Este é um processo que nem os serviços secretos mais competentes do planeta conseguem detectar. Outros recursos são movimentados pelo sistema 'hawala', um método de pagamento informal baseado na confiança, ainda mais difícil de rastrear.
- Reabertura de casos antigos -
A magnitude dos fundos destinados aos extremistas ainda é desconhecida, assim como a distribuição entre as filiais regionais dos grupos.
Mas dinheiro não falta: os grupos jihadistas "ganham mais do que o suficiente", afirma Schindler.
Documentos internos do EI, obtidos por Tore Hamming, mostram que a filial fica com metade do dinheiro arrecadado na Somália. Outros 25% são enviados à central da organização e o restante é dividido entre Moçambique e RDC.
Um dos suspeitos sul-africanos acusados pelos Estados Unidos foi identificado como Farhad Hoomer, 47 anos, morador de Durban.
No ano passado, Hoomer foi alvo de sanções do Tesouro americano por "um papel cada vez mais central na facilitação de transferências de fundos do topo da hierarquia para filiais do EI toda a África".
Ele nega as acusações. Procurado pela AFP, o sul-africano afirmou que estava "surpreso" e que não tinha ideia do motivo das sanções. "Espero pelas evidências há um ano", disse.
Detido em 2018, Hoomer foi acusado de preparar ataques com artefatos incendiários perto de mesquitas e estabelecimentos comerciais, mas todas as acusações foram retiradas.

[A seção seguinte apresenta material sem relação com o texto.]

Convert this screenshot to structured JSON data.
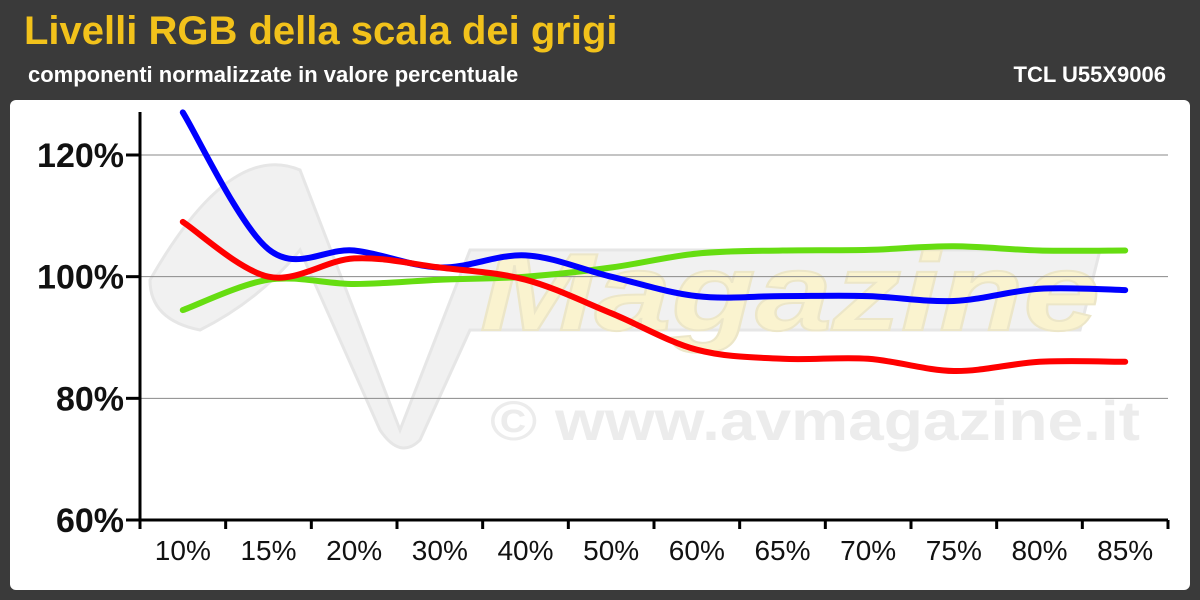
{
  "header": {
    "title": "Livelli RGB della scala dei grigi",
    "subtitle": "componenti normalizzate in valore percentuale",
    "model": "TCL U55X9006"
  },
  "watermark": {
    "brand": "Magazine",
    "site": "© www.avmagazine.it"
  },
  "colors": {
    "background": "#3a3a3a",
    "title": "#f2c21b",
    "red": "#ff0000",
    "green": "#66dd11",
    "blue": "#0000ff"
  },
  "chart_data": {
    "type": "line",
    "categories": [
      "10%",
      "15%",
      "20%",
      "30%",
      "40%",
      "50%",
      "60%",
      "65%",
      "70%",
      "75%",
      "80%",
      "85%"
    ],
    "ylim": [
      60,
      120
    ],
    "yticks": [
      60,
      80,
      100,
      120
    ],
    "ytick_labels": [
      "60%",
      "80%",
      "100%",
      "120%"
    ],
    "grid": true,
    "series": [
      {
        "color": "#ff0000",
        "values": [
          109,
          100,
          103,
          101.5,
          99.5,
          94,
          88,
          86.5,
          86.5,
          84.5,
          86,
          86
        ]
      },
      {
        "color": "#66dd11",
        "values": [
          94.5,
          99.5,
          98.8,
          99.5,
          100,
          101.5,
          103.8,
          104.3,
          104.4,
          105,
          104.3,
          104.3
        ]
      },
      {
        "color": "#0000ff",
        "values": [
          127,
          104.5,
          104.3,
          101.5,
          103.5,
          100,
          96.8,
          96.8,
          96.8,
          96,
          98,
          97.8
        ]
      }
    ]
  }
}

Mas a África do Sul reabriu alguns casos e dá sinais de que pretende sanear seu sistema financeiro. Martin Ewi, que trabalha com o governo, destacou que vários indivíduos estão sendo investigados por eventos que aconteceram em 2017-2018.
"O governo adotou uma estratégia muito voluntarista", acredita.
O Parlamento aprovou diversas leis em ritmo acelerado, incluindo uma sobre lavagem de dinheiro e combate ao financiamento do terrorismo, promulgada pelo presidente Cyril Ramaphosa no fim do ano passado.
E no dia 19 de maio, o ministro da Segurança, Khumbudzo Ntshavheni, prometeu que vai trabalhar para que "o território sul-africano não seja mais utilizado para preparar, facilitar ou executar atos de terrorismo, ou para adquirir, movimentar, armazenar e utilizar fundos de apoio ao terrorismo".